Globalization and Poverty
Globalization and Poverty
For many years, globalization has been embraced by many developed as well as developing countries. This has been largely due to the fact that globalization has been viewed as a historically transformational process that has seen the integration of the world markets, economies, technology among other aspects. The issue as to whether globalization has had an overall positive impact on people’s lives in the developing countries especially those with poor economies has been a field of debate. Poverty has been used as a major indicator in trying to establish the effect of globalization in developing countries. While some developing countries have reaped the positive fruits of globalization, some have seen it as a contributory factor to the increase in poverty levels among people in such countries. Poverty indices from the Federation of St. Kitts in the Caribbean islands supports the argument that globalization can indeed increase poverty.
There are several reasons as to why globalization can cause poverty in developing countries; key among these is the fact that it brings unfair competition from big and well established blue chip multinational companies as they try to establish their businesses in the developing countries. For a country with a small population like St. Kitts, the effect of this competition can be far reaching since these multinationals possess most of the assets hence dominating the market while pushing the domestic companies out of business. This will make the local citizens poor since the major share of their economic activities is controlled by foreigners. In the case of St. Kitts whose economy is controlled by only a few sectors, this has overburdening of the very few economically viable activities available for locals hence majority remaining poor.
Due to the downward pressure on government spending for redistribution and welfare and owing to the fact that governments in underdeveloped countries do not have enough money, less money is spend on the welfare of citizens hence further increasing the poverty index of the country as a whole. This has further been fueled by the fact that international organizations such as the IMF and World Bank usually impose strict guidelines on government so as to reduce on spending, selective social services and private control. These factors put together have led to the increase in poverty levels in St. Kitts Island.
As a result of globalization, there is a widening gap between the rich and the poor in underdeveloped countries. In St.Kitts, there is low level of education and with increasing demand for highly skilled labor in the world market; the few skilled laborers have moved to seek greener pastures in other countries leaving the majority unskilled population unemployed.
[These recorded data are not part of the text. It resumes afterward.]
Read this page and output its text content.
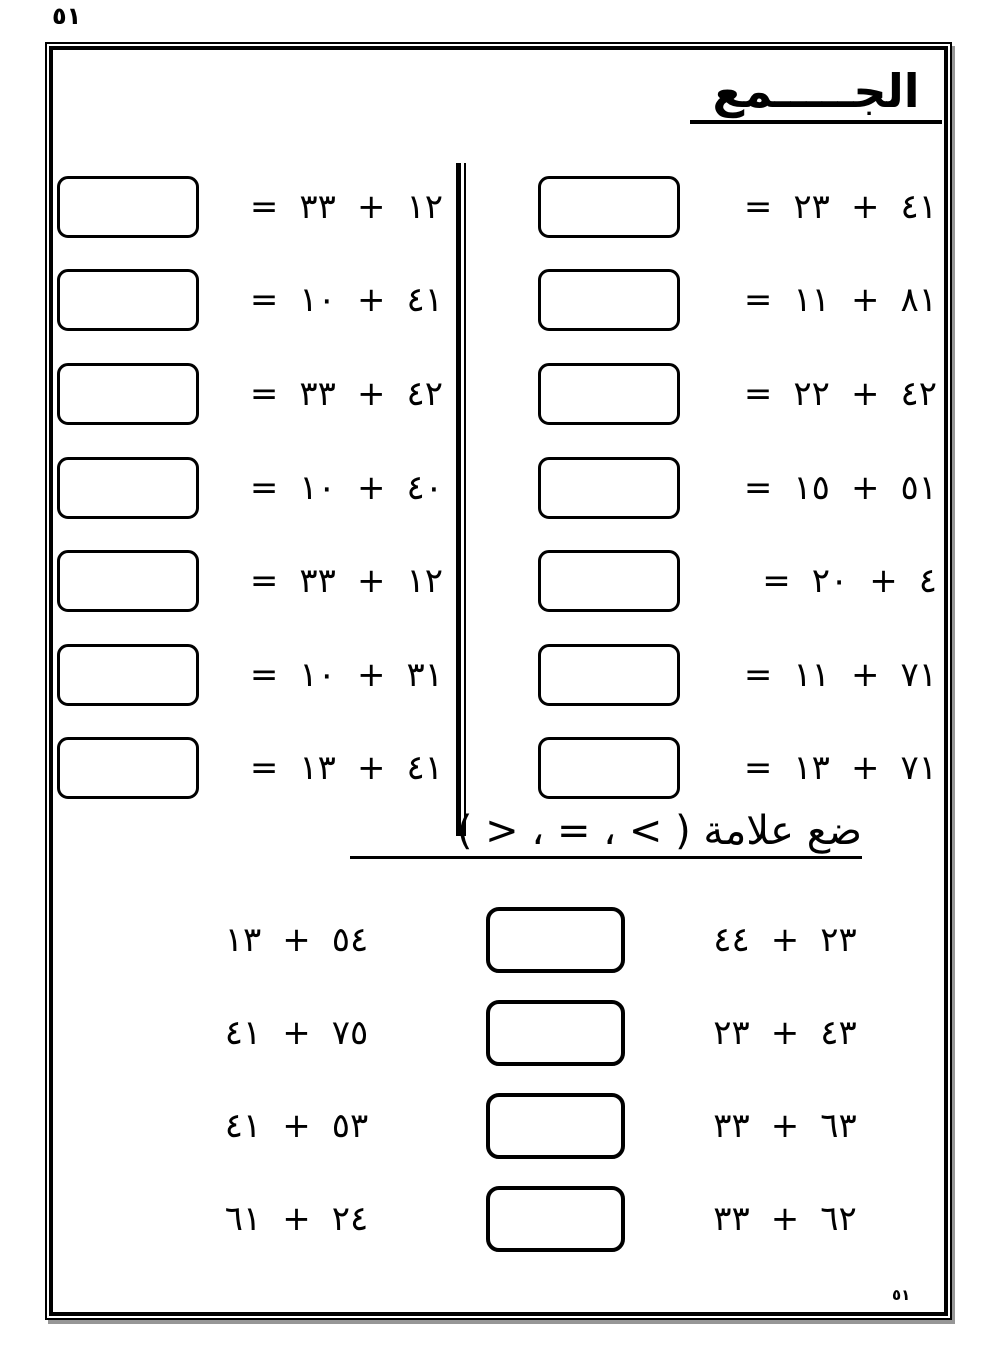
٥١
الجـــــمع
٤١ + ٢٣ =
٨١ + ١١ =
٤٢ + ٢٢ =
٥١ + ١٥ =
٤ + ٢٠ =
٧١ + ١١ =
٧١ + ١٣ =
١٢ + ٣٣ =
٤١ + ١٠ =
٤٢ + ٣٣ =
٤٠ + ١٠ =
١٢ + ٣٣ =
٣١ + ١٠ =
٤١ + ١٣ =
ضع علامة ( > ، = ، < )
٢٣ + ٤٤
٥٤ + ١٣
٤٣ + ٢٣
٧٥ + ٤١
٦٣ + ٣٣
٥٣ + ٤١
٦٢ + ٣٣
٢٤ + ٦١
٥١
This has further widened the gap between the rich and the poor which is a major drawback to poverty reduction efforts. Further due to globalization, there has been increased trade between the state and the developed countries; this has phased out local commodities from the market which has in turn left the country with no alternative but top rely on borrowing from the international money lending institutions. Over reliance on foreign borrowing has further deteriorated the economy and hence increasing the poverty levels in this Caribbean state. While it may be tricky to directly attribute poverty increase to globalization, many studies have indicated that the challenges in implementing poverty reduction programs have been associated with globalization.